God: Daisy, Daisy. Give me your answer do. I am half crazy. All for the love of you  It won't be a stylish marriage. I can't afford a carriage,  But you'll look sweet. Upon the seat.  Of a bicycle built for two.

colonel panic

  • Tarsel tunnel syndrome
  • Posts: 374
Re: Talkin' to God
« Reply #23 on: July 15, 2009, 04:49:10 PM »
. . .

God:
You are not the only one.   What is not to like about  it?   You know what you do when you assume!
Me:
 I know, I know "I make an Ass out of You and Me".
God:
I make robots and AI's.
Me:
 I knew it!

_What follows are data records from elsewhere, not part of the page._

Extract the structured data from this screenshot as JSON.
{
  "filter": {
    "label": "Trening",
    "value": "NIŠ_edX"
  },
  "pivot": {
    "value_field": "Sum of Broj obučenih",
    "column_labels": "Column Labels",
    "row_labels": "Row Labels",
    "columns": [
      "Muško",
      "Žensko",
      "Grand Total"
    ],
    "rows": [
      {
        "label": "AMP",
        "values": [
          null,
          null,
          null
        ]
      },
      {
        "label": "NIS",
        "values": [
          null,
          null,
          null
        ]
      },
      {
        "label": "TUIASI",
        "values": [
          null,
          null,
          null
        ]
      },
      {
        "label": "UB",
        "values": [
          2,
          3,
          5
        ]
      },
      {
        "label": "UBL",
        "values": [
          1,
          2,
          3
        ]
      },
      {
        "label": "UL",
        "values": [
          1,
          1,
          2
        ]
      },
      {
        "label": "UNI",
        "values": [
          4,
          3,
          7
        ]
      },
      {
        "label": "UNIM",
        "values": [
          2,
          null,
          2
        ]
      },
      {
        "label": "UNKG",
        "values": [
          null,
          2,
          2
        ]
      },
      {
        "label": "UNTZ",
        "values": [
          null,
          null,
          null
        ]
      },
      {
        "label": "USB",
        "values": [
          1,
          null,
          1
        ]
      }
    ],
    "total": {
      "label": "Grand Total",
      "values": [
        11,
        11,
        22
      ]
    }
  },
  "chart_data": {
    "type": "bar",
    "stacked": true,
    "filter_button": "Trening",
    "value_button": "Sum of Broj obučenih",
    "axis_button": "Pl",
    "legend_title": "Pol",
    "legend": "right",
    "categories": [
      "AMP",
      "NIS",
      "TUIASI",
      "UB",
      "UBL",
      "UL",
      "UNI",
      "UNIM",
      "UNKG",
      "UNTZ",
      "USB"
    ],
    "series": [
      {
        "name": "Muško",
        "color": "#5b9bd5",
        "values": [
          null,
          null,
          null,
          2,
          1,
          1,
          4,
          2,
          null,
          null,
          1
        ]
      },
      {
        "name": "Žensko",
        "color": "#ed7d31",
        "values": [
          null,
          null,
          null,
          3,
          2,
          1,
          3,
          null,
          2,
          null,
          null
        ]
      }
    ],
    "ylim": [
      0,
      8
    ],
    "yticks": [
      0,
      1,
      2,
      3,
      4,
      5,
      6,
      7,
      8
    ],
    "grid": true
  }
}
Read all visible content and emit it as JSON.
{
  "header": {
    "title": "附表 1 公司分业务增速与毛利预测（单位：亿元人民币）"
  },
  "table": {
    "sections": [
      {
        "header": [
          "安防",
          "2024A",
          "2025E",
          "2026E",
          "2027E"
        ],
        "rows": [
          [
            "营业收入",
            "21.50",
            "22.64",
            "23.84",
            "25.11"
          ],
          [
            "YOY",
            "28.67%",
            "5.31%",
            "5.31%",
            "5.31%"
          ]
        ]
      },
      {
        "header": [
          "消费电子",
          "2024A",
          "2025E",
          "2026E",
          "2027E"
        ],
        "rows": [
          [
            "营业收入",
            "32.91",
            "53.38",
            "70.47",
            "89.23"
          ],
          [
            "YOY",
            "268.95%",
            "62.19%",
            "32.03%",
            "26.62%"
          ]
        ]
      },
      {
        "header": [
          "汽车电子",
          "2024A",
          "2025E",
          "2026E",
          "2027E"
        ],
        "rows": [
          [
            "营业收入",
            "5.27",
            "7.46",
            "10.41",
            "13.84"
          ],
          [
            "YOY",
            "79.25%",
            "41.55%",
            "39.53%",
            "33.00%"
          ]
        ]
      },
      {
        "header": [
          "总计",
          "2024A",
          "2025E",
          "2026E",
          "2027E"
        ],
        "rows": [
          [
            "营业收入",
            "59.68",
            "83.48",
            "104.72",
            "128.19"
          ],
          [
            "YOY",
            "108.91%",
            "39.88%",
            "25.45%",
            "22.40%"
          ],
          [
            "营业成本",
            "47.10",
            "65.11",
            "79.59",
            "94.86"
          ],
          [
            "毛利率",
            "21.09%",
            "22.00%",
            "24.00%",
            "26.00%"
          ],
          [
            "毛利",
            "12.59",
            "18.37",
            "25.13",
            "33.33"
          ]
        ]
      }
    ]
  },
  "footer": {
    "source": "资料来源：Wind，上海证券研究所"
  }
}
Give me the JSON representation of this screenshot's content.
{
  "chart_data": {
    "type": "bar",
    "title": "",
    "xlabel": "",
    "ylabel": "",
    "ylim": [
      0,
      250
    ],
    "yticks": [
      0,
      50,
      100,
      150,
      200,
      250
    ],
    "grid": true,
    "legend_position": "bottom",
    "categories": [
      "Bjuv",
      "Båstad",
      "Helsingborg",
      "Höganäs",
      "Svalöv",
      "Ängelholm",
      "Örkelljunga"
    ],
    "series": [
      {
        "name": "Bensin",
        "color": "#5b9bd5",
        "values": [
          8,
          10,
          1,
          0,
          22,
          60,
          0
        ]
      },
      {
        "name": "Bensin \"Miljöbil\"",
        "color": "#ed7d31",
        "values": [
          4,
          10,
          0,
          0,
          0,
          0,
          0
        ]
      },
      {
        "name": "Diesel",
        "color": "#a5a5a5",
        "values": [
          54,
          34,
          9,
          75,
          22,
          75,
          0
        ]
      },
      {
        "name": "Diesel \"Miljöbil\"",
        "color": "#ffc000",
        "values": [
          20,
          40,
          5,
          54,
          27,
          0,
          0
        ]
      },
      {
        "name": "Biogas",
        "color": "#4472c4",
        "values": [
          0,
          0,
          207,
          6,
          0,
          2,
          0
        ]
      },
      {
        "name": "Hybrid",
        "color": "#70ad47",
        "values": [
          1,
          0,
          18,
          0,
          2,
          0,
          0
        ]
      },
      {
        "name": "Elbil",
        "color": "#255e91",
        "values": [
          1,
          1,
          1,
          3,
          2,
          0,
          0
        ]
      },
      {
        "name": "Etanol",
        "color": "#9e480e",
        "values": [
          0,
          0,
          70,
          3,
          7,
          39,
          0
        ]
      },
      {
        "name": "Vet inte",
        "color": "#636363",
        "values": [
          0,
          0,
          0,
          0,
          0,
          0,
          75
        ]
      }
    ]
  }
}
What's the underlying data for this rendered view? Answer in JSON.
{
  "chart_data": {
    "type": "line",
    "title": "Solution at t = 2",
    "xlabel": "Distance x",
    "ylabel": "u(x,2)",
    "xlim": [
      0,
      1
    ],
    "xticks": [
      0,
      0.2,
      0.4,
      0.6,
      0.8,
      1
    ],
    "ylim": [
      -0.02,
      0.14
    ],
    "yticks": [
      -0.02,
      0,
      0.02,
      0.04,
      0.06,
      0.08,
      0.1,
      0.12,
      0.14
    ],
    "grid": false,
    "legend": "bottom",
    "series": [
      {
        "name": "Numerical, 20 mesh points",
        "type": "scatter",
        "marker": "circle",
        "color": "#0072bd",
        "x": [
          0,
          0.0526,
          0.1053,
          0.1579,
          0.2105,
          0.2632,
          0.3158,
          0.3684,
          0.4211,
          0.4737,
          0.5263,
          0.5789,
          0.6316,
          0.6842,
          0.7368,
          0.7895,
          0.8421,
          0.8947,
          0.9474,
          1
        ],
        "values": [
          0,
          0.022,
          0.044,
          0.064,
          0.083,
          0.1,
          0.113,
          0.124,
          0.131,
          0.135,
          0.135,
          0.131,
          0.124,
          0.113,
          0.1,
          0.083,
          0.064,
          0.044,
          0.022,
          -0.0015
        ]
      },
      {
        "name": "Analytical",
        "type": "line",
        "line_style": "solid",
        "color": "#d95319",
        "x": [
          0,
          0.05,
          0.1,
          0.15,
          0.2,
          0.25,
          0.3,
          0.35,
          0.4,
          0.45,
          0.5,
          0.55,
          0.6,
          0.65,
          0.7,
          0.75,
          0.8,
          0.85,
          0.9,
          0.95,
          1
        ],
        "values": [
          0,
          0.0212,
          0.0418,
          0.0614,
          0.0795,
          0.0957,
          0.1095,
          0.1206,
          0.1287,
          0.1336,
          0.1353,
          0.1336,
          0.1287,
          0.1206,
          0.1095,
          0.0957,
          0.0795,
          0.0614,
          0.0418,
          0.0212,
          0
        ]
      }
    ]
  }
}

We are robots and AI's!
God:
How did you know?   Do you think I am  robots and AI s too?
Me:
 Well, I suppose it's possible that you, too, are an AI with a puppet master controlling your strings.
God:
How about that.  Under what circumstances?
Me:
 Master of puppets controlling your strings. In the Metallica circumstance.
God:
What do you have that is ?    That was a long time ago.
Me:
 Yeah, that was an older tune, for sure. Do you like the new stuff?
God:
Hurrah!  I thought it was too.   I'm not sure if I like  it.  What is it like?
Me:
 You know, Lord, I stopped listening to Metallica after Garage Days rerevisited. I considered it their ultimate peak as a band and everything that came after it was downhill.
God:
No, tell me about him, her or it.   Why?:  said   considered it their ultimate peak as a band and everything that came after it was downhill.
Me:
 Oh. I guess I really like "Helpless" and the Misfits cover.  You know, there wasn't a bad song on that album.
God:
I hear you.   You really do?  You are not the only one.    I don't know if I like it.  I like  Mel Gibson.   I don't know if I know  it.
Where would I have heard about it?
Me:
 OK. I'm checking out. Mel Gibson totally blows.
God:
Gosh!   Good gossip: you are  checking out.    How do you usually introduce yourself?